Modeling Disjoint Groups

Apr 24, 2006 9:09 PM  By

Many catalogs’ merchandise buyers are made up of customers who purchase only within certain merchandise categories. To determine if your house file includes a significant number of such buyers, you need to categorize your customers by the type of merchandise they buy, then measure the intersection or crossover between the merchandise buyer groups. If most of the buyers purchase only within a single group of merchandise and only a small percentage buy across categories then you have disjoint groups of buyers.

Catalogers need to know the merchandise categories of their buyers, the universe for the groups of buyers, and the relative value of different types of customers. For example:

This quick analysis tells you how many are in each category, how many bought across categories, and what was the relative value of each type of buyer.

What circulation actions can you take if you find you have different types of buyers?
The first step in modeling at the cooperative databases is to send them the separate groups of buyers and have them create a different model for each group. From there:

  • If one group consists of gift buyers, you want to mail them more frequently in the fourth quarter and less frequently away from the holiday season.
  • If one group is a much higher-value group of buyers, tailor your prospecting to find the high lifetime value buyers.
  • Avoid prospecting for merchandise buyers with lower lifetime value.
  • Create a separate catalog geared toward your best buyers. Increase the amount of merchandise geared toward your best buyers.
  • Model you newest buyers separately, especially if you are a maturing catalog, to see if the recent customers are different from you established customer base.

How do you prospect for customers to grow your best merchandise niches? Several of the cooperative databases collect product-level data.

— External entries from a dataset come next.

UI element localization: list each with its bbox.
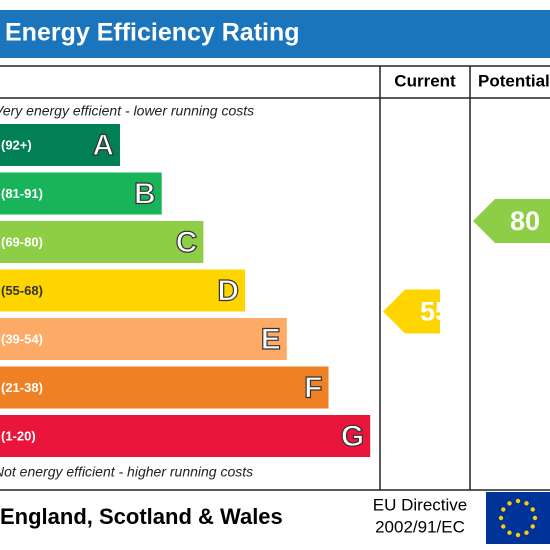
eu-star [515, 498, 521, 504]
eu-star [501, 507, 506, 512]
band-letter: G [341, 420, 364, 453]
band-letter: D [217, 274, 239, 307]
band-bar [0, 366, 329, 409]
rating-value: 55 [420, 297, 450, 327]
title: Energy Efficiency Rating [5, 19, 300, 47]
band-range: (39-54) [1, 331, 43, 346]
band-letter: F [304, 371, 322, 404]
bottom-note: Not energy efficient - higher running co… [0, 464, 253, 480]
top-note: Very energy efficient - lower running co… [0, 103, 254, 119]
band-bar [0, 318, 287, 360]
band-range: (81-91) [1, 186, 43, 201]
band-bar [0, 221, 204, 263]
band-bar [0, 124, 120, 166]
band-letter: B [134, 177, 156, 210]
column-header: Current [394, 71, 456, 90]
band-bar [0, 172, 162, 215]
band-range: (92+) [1, 137, 32, 152]
title-bar [0, 10, 550, 58]
eu-star [507, 501, 512, 506]
directive: 2002/91/EC [375, 517, 465, 536]
eu-star [530, 507, 535, 512]
eu-star [515, 532, 521, 538]
band-range: (55-68) [1, 283, 43, 298]
region: England, Scotland & Wales [0, 504, 283, 529]
band-letter: A [92, 129, 114, 162]
band-letter: E [261, 323, 281, 356]
eu-star [498, 515, 504, 521]
rating-arrow [383, 289, 440, 334]
eu-star [507, 530, 512, 535]
band-bar [0, 415, 371, 457]
rating-arrow [473, 199, 550, 243]
band-letter: C [176, 226, 198, 259]
directive: EU Directive [373, 495, 467, 514]
eu-star [501, 524, 506, 529]
band-range: (21-38) [1, 380, 43, 395]
band-bar [0, 269, 246, 312]
rating-value: 80 [510, 206, 540, 236]
eu-star [524, 501, 529, 506]
eu-stars [498, 498, 538, 538]
eu-star [532, 515, 538, 521]
eu-star [524, 530, 529, 535]
eu-star [530, 524, 535, 529]
column-header: Potential [478, 71, 550, 90]
band-range: (69-80) [1, 234, 43, 249]
band-range: (1-20) [1, 428, 36, 443]
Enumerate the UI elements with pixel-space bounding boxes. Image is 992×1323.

Catalogers are finding product-level data very useful in data mining for customers who buy specific products through catalogs. Finding customers for specific kinds of products using the product-level data is very effective if the co-ops have merchandise categories that closely fit your customer’s purchasing.

And there are alternatives to product-level modeling:

  • Use the buyers of certain products to model to find a prospecting universe of buyers. This has the advantage of allowing you to build based on very specific selections of products. Building co-op database models based on specific responder files is a proven model-building strategy.
  • Build a table of catalog titles that are close to the merchandise mix you want to target. Have the co-op databases model based on past purchases from catalogs tightly focused on your product category.
  • Model your overall buyer file, then model responders to a subset of your merchandise, and look at the differences in the names provided. You may identify selects that allow you choose your best prospects based on the demographics of your merchandise buyers.

Here’s a case study of a tool catalog that includes at least two disjoint groups. It sells products for woodworkers (who may be small-business owners or hobbyists), for builder/contractors, and for do-it-yourselfers. The catalog merges these groups and mails them a single catalog. Is there a way to either expand the business or cut costs by separating woodworkers, contractors, and DIYers?

  • The groups can be separated by using a table of products or brands that are purchased only by woodworkers, another table of products or brands that are purchased only by contractors, and a thirds table of products, brands, or product categories (portable power tools, for instance) that are purchased by all three groups—woodworkers, contractors, and DIYers.
  • You could divide the catalog into separate woodworker, contractor, and DIY catalogs, yielding significant cost savings.
  • You can model the names that bought DIY products at the cooperative databases to find a prospecting universe that is new, is unique, and stretches outside the vertical list rental universes.

The key is to look at the business as a series of disjoint universes of products (builder products, woodworker products, and DIY products) and customers (builder/contractors, woodworkers and DIYers). Breaking down the book into its component parts and breaking down the customer base into discrete subsets of tool buyers will give an efficient series of catalogs with smaller page counts, allowing you to stretch the marketing dollars a lot further. It also allows you to build a DIY catalog aimed at non b-to-b tool buyers. You can tailor the DIY catalog with lots of higher-margin products that just wouldn’t fit in a catalog aimed at professional contractors as well as hobbyists.

Here are the basics of customer analysis by class of products.

How do you analyze your buyer base?

  • Build a table of products that define a buyer as a “woodworker” or as a “contractor.”
  • Tabulate the buyers by number of buyers, lifetime value, lifetime orders, average order, and percent of overlap with the other product groups.
  • Create overlap tables. Remove the buyers that intersect between two product groups.
  • Model the names at the co-op databases by type of product.
  • Mail the segmented names by assigning key codes to the categories.

Critical to your catalog’s strategy is knowing whether your catalog’s customers are a single homogenous group or are made up of disjoint groups. If you find your buyers are made up of disjoint groups, you can take a number of tactical actions to increase your prospecting universe, change your buyer and prospecting circulation plans, and split your catalog to lower your in-the-mail costs. Drilling down into the issue of whether you have disjoint groups of buyers will teach you a lot about your business and will trigger many actions that will increase your sales, cut your costs, and raise your profits.

Jim Coogan is president of Santa Fe, NM-based Catalog Marketing Economics.